How Will This Impact Crypto Holders and Investors?
For everyday users, the law introduces both protections and risks. On one hand, it legitimizes crypto ownership; on the other, it empowers authorities to freeze assets tied to alleged crimes. Take the case of a former Interior Ministry employee convicted of accepting a 5-billion-ruble crypto bribe—while his assets were ordered seized, it’s unclear if they were fully recovered. Such gaps reveal practical challenges in enforcing confiscation.
Market analysts, including the BTCC team, suggest this could drive compliance among Russian crypto holders, especially with tax reporting. Data from CoinMarketCap shows stable trading volumes for BTC/USDT on Russian-linked platforms post-announcement, indicating muted short-term panic. However, long-term effects depend on how smoothly seizures are executed—and whether overreach sparks backlash.
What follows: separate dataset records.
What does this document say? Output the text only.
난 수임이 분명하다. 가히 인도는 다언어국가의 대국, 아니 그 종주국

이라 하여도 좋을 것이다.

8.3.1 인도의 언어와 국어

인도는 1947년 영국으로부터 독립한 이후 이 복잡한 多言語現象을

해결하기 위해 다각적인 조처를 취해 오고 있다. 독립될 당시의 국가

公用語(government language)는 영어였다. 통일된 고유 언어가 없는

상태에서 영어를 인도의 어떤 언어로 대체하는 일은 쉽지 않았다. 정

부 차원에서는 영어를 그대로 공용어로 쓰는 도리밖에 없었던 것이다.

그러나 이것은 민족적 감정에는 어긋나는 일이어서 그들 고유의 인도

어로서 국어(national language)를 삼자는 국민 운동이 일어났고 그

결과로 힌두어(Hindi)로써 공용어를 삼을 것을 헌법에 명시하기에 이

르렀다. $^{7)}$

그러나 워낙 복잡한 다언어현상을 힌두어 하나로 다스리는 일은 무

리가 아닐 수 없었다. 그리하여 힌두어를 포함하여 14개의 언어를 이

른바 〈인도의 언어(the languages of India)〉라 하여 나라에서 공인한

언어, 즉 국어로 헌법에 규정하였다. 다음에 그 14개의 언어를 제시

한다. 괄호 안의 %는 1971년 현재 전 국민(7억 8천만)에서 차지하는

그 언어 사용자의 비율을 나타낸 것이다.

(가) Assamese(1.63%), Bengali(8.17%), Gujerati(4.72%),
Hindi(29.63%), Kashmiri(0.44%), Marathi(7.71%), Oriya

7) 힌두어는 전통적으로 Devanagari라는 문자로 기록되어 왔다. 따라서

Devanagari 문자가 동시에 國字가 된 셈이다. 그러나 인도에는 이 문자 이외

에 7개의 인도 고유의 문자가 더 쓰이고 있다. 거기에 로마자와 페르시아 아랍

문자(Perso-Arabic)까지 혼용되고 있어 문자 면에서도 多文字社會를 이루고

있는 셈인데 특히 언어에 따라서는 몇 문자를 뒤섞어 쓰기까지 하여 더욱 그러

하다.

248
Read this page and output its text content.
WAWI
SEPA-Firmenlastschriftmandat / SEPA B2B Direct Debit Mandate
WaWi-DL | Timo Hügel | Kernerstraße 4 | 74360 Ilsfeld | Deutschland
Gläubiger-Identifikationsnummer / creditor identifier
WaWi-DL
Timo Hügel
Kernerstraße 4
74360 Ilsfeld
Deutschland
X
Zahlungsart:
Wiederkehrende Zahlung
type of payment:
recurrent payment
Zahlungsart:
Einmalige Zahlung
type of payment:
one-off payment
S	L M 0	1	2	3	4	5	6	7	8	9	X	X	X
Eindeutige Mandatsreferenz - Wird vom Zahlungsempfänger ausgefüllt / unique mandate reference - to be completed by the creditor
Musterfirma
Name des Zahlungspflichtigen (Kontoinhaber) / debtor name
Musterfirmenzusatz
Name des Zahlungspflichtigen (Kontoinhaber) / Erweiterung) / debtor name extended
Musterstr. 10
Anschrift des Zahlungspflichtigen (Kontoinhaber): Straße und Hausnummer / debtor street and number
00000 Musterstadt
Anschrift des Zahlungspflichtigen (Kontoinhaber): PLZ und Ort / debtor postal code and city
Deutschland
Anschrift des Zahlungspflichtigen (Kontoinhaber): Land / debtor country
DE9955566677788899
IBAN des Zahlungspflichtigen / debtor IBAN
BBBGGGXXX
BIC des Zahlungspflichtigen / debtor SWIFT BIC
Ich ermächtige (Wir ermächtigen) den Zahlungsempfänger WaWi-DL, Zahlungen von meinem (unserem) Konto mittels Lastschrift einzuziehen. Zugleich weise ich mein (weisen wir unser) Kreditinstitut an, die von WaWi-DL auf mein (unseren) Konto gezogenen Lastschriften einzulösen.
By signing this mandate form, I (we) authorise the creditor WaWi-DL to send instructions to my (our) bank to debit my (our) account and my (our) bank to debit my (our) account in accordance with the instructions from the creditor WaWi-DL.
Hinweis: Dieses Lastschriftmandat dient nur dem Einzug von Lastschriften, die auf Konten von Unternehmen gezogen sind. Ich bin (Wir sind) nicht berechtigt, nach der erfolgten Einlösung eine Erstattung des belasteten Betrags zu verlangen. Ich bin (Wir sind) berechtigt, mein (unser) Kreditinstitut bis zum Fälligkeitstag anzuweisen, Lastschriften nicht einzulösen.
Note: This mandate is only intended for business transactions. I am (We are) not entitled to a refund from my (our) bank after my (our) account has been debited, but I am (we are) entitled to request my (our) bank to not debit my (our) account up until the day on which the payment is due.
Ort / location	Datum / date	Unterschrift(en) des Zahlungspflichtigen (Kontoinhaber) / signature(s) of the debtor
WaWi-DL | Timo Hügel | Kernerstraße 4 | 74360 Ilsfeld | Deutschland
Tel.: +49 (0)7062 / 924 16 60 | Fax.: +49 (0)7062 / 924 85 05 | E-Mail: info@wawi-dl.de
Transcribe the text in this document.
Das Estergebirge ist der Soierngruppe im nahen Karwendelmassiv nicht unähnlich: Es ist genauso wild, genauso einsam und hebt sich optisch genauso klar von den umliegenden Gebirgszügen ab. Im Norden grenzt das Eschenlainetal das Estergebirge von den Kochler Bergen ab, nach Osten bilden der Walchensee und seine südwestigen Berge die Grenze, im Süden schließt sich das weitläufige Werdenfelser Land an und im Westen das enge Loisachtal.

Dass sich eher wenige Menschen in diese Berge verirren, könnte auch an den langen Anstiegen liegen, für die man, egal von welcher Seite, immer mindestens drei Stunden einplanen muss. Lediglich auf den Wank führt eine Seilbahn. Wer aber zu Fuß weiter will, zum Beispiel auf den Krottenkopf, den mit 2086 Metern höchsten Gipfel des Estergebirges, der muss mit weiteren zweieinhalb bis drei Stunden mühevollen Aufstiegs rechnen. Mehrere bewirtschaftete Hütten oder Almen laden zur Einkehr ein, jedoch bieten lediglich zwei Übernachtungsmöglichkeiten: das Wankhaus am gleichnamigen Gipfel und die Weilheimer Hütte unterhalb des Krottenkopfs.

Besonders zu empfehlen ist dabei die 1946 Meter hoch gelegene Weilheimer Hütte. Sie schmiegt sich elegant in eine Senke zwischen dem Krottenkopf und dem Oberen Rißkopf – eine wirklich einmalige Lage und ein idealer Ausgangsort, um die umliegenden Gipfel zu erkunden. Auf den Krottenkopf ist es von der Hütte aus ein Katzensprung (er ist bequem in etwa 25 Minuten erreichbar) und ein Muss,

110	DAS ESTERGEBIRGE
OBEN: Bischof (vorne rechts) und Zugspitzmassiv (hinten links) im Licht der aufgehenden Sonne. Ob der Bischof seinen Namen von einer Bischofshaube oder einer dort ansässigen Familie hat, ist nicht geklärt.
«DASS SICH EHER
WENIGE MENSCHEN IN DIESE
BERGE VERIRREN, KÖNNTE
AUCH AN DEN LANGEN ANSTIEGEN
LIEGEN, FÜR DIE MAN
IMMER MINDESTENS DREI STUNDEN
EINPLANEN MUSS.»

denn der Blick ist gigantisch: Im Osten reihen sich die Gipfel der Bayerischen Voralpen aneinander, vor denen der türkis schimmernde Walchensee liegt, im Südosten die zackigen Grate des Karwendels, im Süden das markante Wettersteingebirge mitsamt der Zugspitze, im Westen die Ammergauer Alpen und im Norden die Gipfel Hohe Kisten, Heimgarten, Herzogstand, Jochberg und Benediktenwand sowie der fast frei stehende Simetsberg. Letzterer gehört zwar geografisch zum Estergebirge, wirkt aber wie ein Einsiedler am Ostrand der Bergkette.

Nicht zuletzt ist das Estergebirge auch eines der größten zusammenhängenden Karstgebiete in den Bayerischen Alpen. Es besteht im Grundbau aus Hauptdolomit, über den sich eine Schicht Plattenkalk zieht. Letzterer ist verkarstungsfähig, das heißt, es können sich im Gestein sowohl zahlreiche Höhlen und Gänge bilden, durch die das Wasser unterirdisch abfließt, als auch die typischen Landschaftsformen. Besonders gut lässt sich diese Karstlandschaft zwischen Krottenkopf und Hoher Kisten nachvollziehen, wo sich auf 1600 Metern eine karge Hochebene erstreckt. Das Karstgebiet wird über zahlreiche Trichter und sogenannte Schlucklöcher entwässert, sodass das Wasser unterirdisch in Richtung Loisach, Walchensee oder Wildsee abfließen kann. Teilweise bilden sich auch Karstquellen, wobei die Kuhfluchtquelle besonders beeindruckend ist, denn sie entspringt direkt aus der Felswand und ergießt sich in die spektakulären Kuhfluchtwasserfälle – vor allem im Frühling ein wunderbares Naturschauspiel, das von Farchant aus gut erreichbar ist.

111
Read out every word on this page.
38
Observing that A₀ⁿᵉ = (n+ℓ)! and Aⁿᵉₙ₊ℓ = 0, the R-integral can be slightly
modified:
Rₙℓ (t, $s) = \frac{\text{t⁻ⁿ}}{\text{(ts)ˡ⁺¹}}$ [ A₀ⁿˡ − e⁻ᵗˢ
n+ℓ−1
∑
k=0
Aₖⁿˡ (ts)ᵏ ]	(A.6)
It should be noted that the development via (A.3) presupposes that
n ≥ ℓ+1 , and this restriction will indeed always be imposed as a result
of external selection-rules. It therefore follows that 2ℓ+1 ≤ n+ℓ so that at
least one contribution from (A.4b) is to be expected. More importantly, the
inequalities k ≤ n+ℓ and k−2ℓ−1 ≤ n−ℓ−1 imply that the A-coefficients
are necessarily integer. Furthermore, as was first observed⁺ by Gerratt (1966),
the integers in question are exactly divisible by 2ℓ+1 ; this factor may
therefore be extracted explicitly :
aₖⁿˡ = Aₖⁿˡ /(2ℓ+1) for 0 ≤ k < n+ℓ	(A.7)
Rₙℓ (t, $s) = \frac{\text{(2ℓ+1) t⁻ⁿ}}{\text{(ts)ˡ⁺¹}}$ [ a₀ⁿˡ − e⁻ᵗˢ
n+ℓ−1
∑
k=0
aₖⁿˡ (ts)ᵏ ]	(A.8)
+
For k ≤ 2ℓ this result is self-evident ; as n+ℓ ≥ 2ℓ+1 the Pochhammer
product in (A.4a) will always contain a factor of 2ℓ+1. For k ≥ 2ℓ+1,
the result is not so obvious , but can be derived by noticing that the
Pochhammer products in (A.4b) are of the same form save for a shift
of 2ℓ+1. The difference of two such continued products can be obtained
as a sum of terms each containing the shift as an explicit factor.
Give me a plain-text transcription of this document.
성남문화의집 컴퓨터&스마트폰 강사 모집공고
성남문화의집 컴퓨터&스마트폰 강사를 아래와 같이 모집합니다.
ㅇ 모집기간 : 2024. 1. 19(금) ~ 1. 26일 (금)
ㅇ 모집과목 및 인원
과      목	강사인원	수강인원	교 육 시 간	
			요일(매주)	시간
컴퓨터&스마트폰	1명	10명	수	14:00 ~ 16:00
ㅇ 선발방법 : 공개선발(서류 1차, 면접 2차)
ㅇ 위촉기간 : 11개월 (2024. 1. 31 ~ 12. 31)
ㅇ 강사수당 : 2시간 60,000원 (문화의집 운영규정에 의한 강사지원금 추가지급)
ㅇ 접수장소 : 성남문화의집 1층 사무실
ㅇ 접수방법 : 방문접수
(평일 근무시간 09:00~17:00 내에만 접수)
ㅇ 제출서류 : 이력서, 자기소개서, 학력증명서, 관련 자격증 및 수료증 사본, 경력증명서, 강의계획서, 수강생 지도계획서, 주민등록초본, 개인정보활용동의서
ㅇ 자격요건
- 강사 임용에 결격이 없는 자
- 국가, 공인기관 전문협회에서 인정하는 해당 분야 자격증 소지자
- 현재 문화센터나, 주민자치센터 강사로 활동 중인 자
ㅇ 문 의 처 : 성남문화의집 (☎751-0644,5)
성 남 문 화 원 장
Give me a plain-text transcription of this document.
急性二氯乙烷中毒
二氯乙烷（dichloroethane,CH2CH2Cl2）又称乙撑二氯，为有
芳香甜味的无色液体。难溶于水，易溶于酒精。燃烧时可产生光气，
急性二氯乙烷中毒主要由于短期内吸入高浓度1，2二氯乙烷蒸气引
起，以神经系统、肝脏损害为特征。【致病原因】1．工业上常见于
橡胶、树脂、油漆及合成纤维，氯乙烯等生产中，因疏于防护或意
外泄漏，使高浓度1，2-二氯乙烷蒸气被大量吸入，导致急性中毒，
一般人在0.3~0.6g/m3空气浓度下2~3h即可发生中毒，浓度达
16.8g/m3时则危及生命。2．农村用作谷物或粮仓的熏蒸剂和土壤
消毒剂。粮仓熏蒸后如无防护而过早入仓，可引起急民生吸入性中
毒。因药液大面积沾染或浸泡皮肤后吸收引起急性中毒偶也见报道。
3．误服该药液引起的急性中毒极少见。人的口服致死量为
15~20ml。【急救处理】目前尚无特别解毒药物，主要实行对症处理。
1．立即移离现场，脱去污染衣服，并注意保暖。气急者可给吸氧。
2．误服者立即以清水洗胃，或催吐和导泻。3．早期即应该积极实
What’s Next for Crypto Regulation in Russia?
The law takes effect 10 days after official publication, with the government drafting rules for storing and transferring seized crypto. Observers expect tighter oversight of exchanges, mirroring global trends. For now, the focus remains on enforcement: courts can now order confiscation of equivalent assets if crypto holdings are inaccessible—a provision likely to deter evasion.
This article does not constitute investment advice. For real-time crypto data, refer to TradingView or CoinGecko.
FAQs: Russia’s Crypto Confiscation Law
What cryptocurrencies are covered under Russia’s new law?
The law applies to all digital assets, including Bitcoin (BTC), ethereum (ETH), and stablecoins like USDT.
Can Russian authorities seize crypto stored on foreign exchanges?
Yes, the law allows cooperation with international platforms, though enforcement may face jurisdictional hurdles.
How does this affect decentralized wallets (e.g., MetaMask)?
While hardware wallets can be physically seized, non-custodial wallets remain harder to track unless linked to identifiable transactions.